Biasanya hal ini terjadi antara guru dan murid, namun dalam sistem daring ini, orang tualah yang harus menciptakan kepercayaan itu terhadap anak. Keterbukaan, dapat dimulai ketika sang anak diberi kepercayaan terlebih dahulu.
Ketika orang tua dan anak sudah memiliki rasa saling percaya, hal itu akan memudahkan mereka untuk saling bertukar pikiran dalam hal apapun, termasuk hal proses belajar sang anak.

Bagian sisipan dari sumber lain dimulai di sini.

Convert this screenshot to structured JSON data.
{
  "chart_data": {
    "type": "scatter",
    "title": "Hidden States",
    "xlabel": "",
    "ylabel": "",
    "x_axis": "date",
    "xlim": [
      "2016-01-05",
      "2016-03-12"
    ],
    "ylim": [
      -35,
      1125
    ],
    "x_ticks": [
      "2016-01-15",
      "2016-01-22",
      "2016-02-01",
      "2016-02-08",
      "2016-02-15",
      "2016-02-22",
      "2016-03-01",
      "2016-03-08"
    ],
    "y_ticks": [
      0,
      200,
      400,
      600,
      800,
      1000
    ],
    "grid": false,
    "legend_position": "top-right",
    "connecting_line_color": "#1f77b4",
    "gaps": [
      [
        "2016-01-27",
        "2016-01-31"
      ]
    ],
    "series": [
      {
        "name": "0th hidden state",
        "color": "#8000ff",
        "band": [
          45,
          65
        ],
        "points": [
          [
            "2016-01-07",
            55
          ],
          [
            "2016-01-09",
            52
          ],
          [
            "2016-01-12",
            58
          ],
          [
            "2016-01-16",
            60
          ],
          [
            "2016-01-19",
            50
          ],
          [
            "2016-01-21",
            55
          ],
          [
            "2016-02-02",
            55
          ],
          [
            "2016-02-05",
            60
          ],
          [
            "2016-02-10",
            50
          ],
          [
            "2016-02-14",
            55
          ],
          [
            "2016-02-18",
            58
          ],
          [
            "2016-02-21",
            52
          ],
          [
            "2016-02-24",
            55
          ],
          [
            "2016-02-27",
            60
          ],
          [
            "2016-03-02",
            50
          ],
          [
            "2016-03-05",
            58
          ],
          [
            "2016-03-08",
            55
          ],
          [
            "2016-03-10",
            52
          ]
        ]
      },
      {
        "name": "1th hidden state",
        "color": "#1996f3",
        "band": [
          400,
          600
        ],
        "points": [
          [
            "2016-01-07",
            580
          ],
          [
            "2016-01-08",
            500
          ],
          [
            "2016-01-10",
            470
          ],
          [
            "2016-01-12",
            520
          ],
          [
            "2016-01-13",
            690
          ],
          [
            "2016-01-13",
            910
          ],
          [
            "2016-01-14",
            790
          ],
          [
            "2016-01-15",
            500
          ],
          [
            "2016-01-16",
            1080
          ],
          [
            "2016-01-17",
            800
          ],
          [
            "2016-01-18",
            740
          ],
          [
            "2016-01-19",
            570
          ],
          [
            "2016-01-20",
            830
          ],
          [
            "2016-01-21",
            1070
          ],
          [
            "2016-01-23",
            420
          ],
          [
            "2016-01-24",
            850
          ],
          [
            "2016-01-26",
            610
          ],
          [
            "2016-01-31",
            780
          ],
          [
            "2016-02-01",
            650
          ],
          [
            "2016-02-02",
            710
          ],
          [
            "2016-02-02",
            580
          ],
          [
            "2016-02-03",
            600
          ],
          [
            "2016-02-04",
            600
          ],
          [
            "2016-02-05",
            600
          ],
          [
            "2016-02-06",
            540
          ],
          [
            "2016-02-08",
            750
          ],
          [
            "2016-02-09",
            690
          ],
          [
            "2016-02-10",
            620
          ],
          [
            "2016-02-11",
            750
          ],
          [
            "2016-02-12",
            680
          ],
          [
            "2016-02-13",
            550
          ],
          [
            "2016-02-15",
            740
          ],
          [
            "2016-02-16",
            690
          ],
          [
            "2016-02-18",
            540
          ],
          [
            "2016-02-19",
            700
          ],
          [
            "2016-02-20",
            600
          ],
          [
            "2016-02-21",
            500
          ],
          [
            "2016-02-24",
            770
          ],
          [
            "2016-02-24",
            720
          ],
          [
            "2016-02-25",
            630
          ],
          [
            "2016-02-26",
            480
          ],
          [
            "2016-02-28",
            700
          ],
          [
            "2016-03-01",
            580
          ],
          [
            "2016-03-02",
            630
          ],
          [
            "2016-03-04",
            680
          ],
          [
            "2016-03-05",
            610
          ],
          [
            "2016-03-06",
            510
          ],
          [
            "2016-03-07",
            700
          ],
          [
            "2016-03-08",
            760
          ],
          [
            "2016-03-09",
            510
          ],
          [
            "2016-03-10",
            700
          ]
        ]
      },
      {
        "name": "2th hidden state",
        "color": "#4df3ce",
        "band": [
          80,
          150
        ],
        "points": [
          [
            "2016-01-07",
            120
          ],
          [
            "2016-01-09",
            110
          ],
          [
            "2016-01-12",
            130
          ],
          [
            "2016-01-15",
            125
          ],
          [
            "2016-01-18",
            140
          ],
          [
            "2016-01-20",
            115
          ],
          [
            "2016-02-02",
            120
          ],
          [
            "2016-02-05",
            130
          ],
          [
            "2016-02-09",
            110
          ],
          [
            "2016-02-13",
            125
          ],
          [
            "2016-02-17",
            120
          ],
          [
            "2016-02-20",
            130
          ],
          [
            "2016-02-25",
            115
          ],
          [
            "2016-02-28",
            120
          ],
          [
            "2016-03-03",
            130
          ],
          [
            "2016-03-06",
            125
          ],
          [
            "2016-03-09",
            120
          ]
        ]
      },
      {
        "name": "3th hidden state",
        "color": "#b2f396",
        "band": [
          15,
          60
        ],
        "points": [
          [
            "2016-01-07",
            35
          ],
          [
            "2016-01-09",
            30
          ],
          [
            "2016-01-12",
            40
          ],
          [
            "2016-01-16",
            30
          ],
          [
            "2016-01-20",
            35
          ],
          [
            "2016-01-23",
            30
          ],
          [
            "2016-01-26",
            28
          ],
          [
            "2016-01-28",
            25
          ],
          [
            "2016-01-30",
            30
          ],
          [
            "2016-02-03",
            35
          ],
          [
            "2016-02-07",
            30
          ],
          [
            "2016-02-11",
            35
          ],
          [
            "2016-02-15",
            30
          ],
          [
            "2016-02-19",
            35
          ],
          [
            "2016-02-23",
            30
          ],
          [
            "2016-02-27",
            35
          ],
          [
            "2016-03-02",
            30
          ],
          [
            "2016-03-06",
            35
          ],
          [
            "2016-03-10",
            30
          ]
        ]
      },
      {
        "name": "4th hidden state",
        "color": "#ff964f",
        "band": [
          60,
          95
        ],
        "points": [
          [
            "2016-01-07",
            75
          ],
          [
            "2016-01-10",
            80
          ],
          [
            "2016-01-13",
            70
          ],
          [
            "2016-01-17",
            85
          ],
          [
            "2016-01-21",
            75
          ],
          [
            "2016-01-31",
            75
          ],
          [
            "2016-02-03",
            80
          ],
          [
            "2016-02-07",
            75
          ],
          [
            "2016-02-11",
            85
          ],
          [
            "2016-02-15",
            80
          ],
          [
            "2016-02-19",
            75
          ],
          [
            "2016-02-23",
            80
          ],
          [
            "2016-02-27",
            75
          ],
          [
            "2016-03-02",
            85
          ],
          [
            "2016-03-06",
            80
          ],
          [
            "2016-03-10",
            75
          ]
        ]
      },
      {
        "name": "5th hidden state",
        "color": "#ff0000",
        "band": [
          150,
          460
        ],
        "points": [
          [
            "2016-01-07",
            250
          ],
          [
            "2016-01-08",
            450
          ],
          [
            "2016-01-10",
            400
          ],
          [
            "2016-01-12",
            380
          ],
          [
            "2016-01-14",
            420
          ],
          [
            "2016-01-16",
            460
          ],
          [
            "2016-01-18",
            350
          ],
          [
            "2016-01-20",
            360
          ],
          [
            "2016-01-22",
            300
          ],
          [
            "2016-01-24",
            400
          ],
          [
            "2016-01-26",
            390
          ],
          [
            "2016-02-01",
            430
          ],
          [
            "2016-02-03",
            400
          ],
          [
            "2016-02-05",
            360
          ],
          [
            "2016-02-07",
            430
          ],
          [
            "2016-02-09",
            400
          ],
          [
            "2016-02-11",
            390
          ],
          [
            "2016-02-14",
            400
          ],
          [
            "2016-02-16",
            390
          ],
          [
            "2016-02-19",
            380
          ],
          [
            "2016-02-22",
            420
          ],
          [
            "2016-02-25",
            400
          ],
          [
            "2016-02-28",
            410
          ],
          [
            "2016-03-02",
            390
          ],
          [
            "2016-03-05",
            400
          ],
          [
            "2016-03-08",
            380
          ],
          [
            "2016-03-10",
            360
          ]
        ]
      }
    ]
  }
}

Keterbukaan ini juga akan mempengaruhi bagaimana nantinya anak dapat mengutarakan pendapat di depan orang tuanya dengan percaya diri.
Pemberian dukungan, harus diberikan secara penuh oleh orang tua dalam proses belajar setiap anak. Entah itu dukungan fisik maupun non fisik. Orang tua tidak harus selalu memaksakan pilihan terhadap anak, tidak membeda-bedakan karakter setiap anak, dan memenuhi kebutuhuan penunjang anak dalam mengikuti proses belajar.
Oleh sebab itu, dapat dilihat betapa besar pengaruh orang tua terhadap anak dalam menghadapi proses pembelajaran yang tidak seperti biasanya. Terlebih dalam masa pandemi seperti sekarang ini, orang tua akan sangat berperan dalam mengupayakan perkembangan potensi anak.
Di saat anak tidak mendapat pembelajaran penuh dari guru di sekolah, maka orang tua yang akan memegang kekuasaan penuh untuk mengawasi proses belajar daring anak. Dengan begitu, pola komunikasi yang terjadi antara orang tua terhadap anak, akan menjadi penentu apakah hubungan keluarga berjalan baik atau tidak, bahkan mempengaruhi kesehatan mental anak itu sendiri.